Think of it as a privacy screen working in reverse. The brain's fine spatial details get obliterated on their way out. By the time EEG electrodes pick up the signal, the rich three-dimensional electrical landscape of the cortex has been flattened and blurred into a two-dimensional smudge.
Source reconstruction is the attempt to reverse this degradation, to take the smudge and computationally reconstruct the painting underneath.
The Forward Problem: Building a Virtual Head
Before you can work backward from scalp data to brain sources (the hard part), you need to be able to work forward from brain sources to scalp data (the tractable part). This forward direction is the foundation that every source reconstruction method stands on.
The forward problem asks a simple question: if I know there's an electrical source at a specific location inside the brain, with a specific orientation and strength, what voltage pattern would it produce on the scalp?

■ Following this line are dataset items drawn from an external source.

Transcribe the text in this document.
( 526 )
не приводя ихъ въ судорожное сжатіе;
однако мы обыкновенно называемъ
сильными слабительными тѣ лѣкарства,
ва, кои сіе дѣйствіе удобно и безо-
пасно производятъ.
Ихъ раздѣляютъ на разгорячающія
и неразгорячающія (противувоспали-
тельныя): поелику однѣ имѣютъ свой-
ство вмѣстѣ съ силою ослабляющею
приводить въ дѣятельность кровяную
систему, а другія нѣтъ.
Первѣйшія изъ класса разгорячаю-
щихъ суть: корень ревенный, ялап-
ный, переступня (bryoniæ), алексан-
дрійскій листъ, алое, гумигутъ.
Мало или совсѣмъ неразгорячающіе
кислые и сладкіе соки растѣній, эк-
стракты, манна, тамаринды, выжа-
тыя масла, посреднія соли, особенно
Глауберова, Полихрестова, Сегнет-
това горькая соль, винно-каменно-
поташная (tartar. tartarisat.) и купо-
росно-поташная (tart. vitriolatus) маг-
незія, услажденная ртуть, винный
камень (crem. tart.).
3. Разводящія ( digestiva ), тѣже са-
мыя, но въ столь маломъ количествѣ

This is solvable. You build a mathematical model of the head, a representation of the geometry and electrical properties of each tissue layer, and then use the physics of electromagnetism to calculate how the current propagates outward. One source in, one scalp pattern out.
The head model, also called the forward model, is the virtual head that the algorithm uses for its calculations. It comes in several flavors.
Spherical head models approximate the head as a set of concentric spheres, one each for brain, cerebrospinal fluid, skull, and scalp. This is the simplest option. The math has elegant closed-form solutions, and the computations are fast. But your head is not a sphere. The frontal bone of the skull is thicker than the temporal bone. The brain's folded surface (gyri and sulci) creates sources at all kinds of orientations. Spherical models miss all of this.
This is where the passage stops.